Much of the confusion in understanding SOAP comes from the fact that several of the key terms are overloaded. For example, both SOAP RPC (meaning the convention for performing remote procedure calls via SOAP) and RPC style are both valid pieces of SOAP terminology. In this section we clarify the meaning of each of these terms so they do not cause further confusion as we begin discussing WSDL.
Document-style SOAP refers to the way in which the application payload is hosted within the SOAP Body element. When we use document style, it means the document is placed directly as a child of the Body element, as shown on the left in Figure 3-22, where the application content is a direct child of the <soap:Body> element.
Figure 3-22. Document, RPC, Literal, and Encoded SOAP messages.

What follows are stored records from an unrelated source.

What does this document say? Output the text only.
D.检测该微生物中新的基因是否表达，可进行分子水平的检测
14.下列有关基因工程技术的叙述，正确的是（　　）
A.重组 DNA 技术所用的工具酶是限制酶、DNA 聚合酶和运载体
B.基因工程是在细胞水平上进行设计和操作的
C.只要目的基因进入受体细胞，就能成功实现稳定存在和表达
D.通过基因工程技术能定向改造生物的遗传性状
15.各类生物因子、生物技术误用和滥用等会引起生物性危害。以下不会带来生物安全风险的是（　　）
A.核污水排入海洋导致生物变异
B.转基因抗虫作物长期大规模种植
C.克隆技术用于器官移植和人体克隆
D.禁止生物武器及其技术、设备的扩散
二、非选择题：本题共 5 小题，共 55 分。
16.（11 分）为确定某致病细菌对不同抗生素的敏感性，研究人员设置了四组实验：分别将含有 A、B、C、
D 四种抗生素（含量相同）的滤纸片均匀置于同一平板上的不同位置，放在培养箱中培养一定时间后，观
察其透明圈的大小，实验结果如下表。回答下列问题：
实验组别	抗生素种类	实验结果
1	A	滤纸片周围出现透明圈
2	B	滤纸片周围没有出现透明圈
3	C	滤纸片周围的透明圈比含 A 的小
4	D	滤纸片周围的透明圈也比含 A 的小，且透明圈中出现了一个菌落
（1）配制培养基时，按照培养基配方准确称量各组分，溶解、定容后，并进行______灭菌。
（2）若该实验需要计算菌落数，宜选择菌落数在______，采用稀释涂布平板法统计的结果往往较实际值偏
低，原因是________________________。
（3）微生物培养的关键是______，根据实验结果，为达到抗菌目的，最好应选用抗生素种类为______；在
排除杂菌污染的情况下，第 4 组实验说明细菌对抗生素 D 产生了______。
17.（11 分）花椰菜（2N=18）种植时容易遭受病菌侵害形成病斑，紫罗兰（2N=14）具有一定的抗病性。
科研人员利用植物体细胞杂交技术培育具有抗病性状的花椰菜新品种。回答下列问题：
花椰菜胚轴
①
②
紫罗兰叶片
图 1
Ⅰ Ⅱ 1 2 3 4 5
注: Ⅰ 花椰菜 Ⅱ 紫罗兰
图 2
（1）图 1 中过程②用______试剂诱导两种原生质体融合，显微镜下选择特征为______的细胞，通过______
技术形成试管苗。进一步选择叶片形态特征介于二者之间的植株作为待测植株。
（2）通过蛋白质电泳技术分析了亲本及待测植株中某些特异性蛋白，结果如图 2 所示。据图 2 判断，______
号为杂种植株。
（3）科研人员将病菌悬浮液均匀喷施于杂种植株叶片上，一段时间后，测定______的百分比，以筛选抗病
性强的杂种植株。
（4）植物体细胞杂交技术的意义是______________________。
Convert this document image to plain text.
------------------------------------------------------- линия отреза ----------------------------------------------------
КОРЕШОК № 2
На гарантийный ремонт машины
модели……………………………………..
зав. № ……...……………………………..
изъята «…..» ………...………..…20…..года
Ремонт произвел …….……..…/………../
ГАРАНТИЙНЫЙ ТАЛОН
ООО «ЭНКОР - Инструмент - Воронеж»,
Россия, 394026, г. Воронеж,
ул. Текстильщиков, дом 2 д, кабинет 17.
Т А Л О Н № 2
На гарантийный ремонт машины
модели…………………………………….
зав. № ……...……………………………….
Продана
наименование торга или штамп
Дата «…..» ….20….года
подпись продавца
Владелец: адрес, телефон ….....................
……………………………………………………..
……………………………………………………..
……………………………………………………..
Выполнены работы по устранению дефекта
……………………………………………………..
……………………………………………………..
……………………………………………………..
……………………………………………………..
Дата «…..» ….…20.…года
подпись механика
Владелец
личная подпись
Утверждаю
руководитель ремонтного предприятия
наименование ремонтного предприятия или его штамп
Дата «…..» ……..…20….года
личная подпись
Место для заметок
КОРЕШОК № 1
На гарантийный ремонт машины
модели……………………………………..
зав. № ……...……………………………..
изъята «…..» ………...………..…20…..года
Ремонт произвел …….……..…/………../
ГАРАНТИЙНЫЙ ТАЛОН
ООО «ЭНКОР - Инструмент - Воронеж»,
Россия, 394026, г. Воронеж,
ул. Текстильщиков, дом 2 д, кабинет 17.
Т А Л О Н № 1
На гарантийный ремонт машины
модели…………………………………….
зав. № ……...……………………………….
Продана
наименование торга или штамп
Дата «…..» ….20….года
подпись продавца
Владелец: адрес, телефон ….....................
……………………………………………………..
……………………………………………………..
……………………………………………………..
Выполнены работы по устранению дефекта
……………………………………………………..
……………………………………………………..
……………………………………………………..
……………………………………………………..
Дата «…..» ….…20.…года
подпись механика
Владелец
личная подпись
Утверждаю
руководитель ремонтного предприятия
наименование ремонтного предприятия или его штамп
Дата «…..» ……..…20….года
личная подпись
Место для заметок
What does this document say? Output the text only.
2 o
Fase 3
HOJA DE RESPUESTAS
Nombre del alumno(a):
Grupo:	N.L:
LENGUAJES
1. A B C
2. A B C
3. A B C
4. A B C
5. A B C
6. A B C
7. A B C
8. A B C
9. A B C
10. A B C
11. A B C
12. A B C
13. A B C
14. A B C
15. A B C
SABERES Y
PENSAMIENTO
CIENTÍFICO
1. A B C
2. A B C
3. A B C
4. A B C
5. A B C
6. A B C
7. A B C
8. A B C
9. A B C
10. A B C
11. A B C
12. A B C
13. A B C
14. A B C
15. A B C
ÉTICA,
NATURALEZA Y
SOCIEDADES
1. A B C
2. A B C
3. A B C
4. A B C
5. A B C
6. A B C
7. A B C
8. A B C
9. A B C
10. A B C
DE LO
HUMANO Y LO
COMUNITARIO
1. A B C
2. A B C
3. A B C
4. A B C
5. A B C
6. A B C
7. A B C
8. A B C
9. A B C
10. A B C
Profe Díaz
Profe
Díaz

RPC-style SOAP wraps the application content inside an element whose name can be used to indicate the name of a method to dispatch the content to. This is shown on the right-hand side of Figure 3-22, where we see the application content wrapped <m:purchase> element.
Literal SOAP messages use arbitrary schemas to provide the meta-level description (and constraints) of the SOAP payload. Thus when using literal SOAP, we see that it is akin to taking an instance document of a particular schema and embedding it directly into the SOAP message, as shown at the top of Figure 3-22.
SOAP-encoded messages are created by transforming application-level data structures via the SOAP Data Model into a XML format that conforms to the SOAP Schema. Thus, encoded messages tend to look machine-produced and may not generally resemble the same message expressed as a literal. Encoded messages are shown at the bottom of Figure 3-22.
SOAP RPC and SOAP Document-Literal
The SOAP specification provides four ways in which we could package SOAP messages, as shown in Figure 3-22. However, in Web services we tend to use only two of them: SOAP encoded-rpc (when combined with a request-response protocol becomes the SOAP RPC convention) and SOAP document-literal.
Document-literal is the preferred means of exchanging SOAP messages since it just packages application-level XML documents into the SOAP Body for transport without placing any semantics on the content.
As we have previously seen, with SOAP RPC the implied semantics are that the first child of the SOAP Body element names a method to which the content should be dispatched.
The remaining two options, document-encoded and rpc-literal, are seldom used since they mix styles to no great effect. Encoding documents is pointless if we already have schemas that describe them. Similarly, wrapping a document within a named element is futile unless we are going to use that convention as a remote procedure call mechanism. Since we already have SOAP RPC, this is simply a waste of effort.